Years ago, when cars under the South Korean brand Hyundai first began arriving on American shores, they were slated to be just about the most entry-level vehicles one could buy. The strategy was simple and well known enough: Arrive with an affordable, low-price car, and this will take care of sales volumes; once the presence is built up enough, then make the move upscale. Call it the anti-Tesla, if you will.
That was years ago. Now, we’re starting to get to the really interesting part: Hyundai is making the move upwards after years of playing the economy compact field. Its tool to do so will be the Genesis sedan, which, even though it has been available for some time, the car has never been seen as a legitimate contender against the prestige of the incumbent European luxury brands — or even Lincoln (NYSE:F) or Cadillac (NYSE:GM), for that matter. Long story short, Hyundai has a lot of brand building to make up.
But according to a recent report from Autoblog, the manufacturer appears to be well on its way. This isn’t to say that the previous generations are bad cars — au contraire. Autoblog’s Seyth Miersma, who flew to Korea to drive the new car, was quite taken with the last Genesis R-Spec.
“The very last BH Genesis that I’d driven before winging out to the Korean peninsula was the 5.0 R-Spec, a bruiser of an executive sled whose lovely engine and eight-speed transmission combo was only let down but its overly squishy handling,” he wrote. “As far as I was concerned while slotting myself behind the wheel of a camouflage-clad test version of the new-generation, ‘DH’ Genesis, the engineers could have increased lateral stiffness a bit and otherwise left everything else the hell alone.”
Hyundai has already submitted a player for the high-end luxury slot in the Equus. As with all its models, the Equus came in at magnitudes less than its competition: Although it was meant to fight the S-Class, A8, and 7 Series, the Equus commanded a base price of just $61,000.
Still, if that seems a bit much for a Hyundai, you’d probably be right. Despite its rebranding efforts, the public still seems reluctant to drop that much on the Korean brand, despite all of its elegance and its vast menu of features.
In addition to the completely redesigned exterior — which, although it hasn’t been formally unveiled yet, can be seen in these spy shots — Miersma says that the biggest change for the 2015 model is the addition of all-wheel drive, known as HTRAC. The system “uses an electric transfer case and a multi-plate clutch, and works in concert with the Genesis’ two-mode suspension damping (Sport and Normal) to distribute front/rear torque based on load and slip,” Miersma said.
Other, smaller touches have been added to the new car, as well. Miersma points to a CO2 sensor in the cabin of the car and a “smarter-then-the-rest Smart Trunk.”
He explains: “The thinking behind the CO2 sensor – conceived of by an engineer with an especially taxing commute — is that the exhaled gas can cause a driver to feel drowsy over the course of a few hours. The solution is a sensor that reacts when CO2 concentration goes above 2,500 parts per million, then venting the cabin by way of the HVAC system and bringing in fresh air in the process.”

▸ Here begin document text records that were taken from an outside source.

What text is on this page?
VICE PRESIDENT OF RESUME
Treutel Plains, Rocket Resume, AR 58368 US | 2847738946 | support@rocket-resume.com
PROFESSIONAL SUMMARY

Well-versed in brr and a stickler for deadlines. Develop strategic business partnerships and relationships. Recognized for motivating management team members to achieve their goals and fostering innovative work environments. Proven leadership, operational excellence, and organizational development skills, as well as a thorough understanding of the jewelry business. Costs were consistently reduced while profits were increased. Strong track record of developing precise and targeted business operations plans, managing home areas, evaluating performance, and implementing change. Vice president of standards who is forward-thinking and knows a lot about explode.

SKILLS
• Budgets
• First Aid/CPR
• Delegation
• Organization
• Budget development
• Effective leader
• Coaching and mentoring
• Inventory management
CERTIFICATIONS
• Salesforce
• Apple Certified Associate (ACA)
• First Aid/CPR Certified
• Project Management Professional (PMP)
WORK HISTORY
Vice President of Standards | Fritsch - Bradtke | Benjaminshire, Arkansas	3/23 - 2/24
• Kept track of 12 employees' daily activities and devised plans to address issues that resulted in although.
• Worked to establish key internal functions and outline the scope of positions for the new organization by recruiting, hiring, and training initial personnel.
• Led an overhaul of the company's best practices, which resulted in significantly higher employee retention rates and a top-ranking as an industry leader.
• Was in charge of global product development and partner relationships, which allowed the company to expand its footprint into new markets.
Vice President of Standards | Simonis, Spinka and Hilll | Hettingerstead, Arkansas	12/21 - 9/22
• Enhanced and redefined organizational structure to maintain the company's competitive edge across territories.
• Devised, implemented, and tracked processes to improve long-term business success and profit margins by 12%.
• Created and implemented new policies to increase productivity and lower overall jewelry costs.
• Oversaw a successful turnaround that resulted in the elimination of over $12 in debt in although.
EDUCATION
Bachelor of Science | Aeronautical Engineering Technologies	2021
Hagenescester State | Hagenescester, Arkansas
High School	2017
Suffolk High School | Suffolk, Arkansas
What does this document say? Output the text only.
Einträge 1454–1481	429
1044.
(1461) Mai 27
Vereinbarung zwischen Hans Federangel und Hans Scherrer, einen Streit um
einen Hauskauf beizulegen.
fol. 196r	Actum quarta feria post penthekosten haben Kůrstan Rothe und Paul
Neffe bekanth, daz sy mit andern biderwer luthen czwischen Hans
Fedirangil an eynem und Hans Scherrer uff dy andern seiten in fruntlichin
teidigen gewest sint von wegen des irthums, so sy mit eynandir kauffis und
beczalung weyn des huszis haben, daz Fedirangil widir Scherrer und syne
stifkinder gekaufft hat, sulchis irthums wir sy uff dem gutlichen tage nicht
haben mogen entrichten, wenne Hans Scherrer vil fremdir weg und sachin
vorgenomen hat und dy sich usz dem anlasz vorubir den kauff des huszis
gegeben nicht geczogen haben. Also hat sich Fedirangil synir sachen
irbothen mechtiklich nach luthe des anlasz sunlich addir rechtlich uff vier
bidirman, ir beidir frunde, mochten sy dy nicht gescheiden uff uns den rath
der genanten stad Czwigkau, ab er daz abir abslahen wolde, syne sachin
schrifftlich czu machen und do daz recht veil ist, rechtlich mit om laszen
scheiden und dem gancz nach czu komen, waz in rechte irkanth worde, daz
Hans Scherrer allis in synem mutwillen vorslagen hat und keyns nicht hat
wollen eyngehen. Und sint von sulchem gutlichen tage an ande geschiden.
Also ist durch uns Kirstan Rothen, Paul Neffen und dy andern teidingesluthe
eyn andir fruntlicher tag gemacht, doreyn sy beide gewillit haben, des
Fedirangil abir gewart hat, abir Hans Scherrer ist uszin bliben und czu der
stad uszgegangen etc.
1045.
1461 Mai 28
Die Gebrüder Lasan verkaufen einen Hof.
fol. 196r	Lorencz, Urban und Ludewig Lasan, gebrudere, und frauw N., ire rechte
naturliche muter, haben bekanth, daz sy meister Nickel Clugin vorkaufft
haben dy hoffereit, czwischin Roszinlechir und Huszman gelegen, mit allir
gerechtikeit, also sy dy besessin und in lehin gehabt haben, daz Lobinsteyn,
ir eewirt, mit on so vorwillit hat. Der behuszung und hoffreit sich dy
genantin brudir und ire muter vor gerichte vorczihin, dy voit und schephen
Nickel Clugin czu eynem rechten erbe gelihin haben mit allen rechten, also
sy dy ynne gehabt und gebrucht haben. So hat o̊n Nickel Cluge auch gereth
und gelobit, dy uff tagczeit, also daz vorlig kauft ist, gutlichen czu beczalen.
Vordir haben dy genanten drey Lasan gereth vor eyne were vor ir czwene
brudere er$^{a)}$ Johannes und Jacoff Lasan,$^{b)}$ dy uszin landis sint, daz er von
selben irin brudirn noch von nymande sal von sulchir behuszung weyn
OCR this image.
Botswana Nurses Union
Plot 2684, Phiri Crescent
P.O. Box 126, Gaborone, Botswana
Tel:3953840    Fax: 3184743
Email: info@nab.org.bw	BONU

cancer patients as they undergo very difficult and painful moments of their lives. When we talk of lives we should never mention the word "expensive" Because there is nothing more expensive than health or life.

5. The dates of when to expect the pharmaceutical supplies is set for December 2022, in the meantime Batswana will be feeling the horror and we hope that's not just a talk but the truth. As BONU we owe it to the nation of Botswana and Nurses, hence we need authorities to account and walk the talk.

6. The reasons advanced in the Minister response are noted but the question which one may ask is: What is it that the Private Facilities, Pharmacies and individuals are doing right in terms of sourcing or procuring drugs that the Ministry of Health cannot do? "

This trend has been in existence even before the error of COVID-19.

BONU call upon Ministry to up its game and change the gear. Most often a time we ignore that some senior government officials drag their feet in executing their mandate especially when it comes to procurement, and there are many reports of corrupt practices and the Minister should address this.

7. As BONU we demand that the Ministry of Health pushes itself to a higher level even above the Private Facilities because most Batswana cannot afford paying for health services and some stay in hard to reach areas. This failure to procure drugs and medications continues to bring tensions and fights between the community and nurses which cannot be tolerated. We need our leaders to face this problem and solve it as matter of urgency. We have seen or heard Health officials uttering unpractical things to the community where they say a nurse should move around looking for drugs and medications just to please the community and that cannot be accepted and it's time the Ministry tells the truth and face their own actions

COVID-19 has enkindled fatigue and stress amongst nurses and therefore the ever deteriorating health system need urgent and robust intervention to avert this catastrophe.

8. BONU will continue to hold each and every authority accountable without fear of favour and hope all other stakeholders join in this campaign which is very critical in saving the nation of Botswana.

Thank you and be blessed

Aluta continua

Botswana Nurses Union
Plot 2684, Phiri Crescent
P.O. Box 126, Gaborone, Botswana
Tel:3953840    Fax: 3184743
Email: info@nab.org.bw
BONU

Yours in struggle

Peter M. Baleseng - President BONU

The trunk, in the meantime, is born out of pure convenience — imagine holding heavy, full bags of groceries. “A driver with the car’s proximity key in her purse or pocket needs simply stand near the perimeter of the truck for three seconds before that sucker pops right up, like it knows you’re there,” Miersma writes.
So will the DH generation Genesis be the car that Hyundai needs to put it on the same plane as the hardcore luxury players? It appears so, and at this point, the badge that adorns the car may be its weakest link.
“I can only imagine that this stuffed-to-the-gills premium sedan will come to market with a price tag that is astonishingly competitive,” Miersma concludes. “This is not the car that began Hyundai’s company, but I think it will be seen as the scion to a new luxury lineage, all the same.”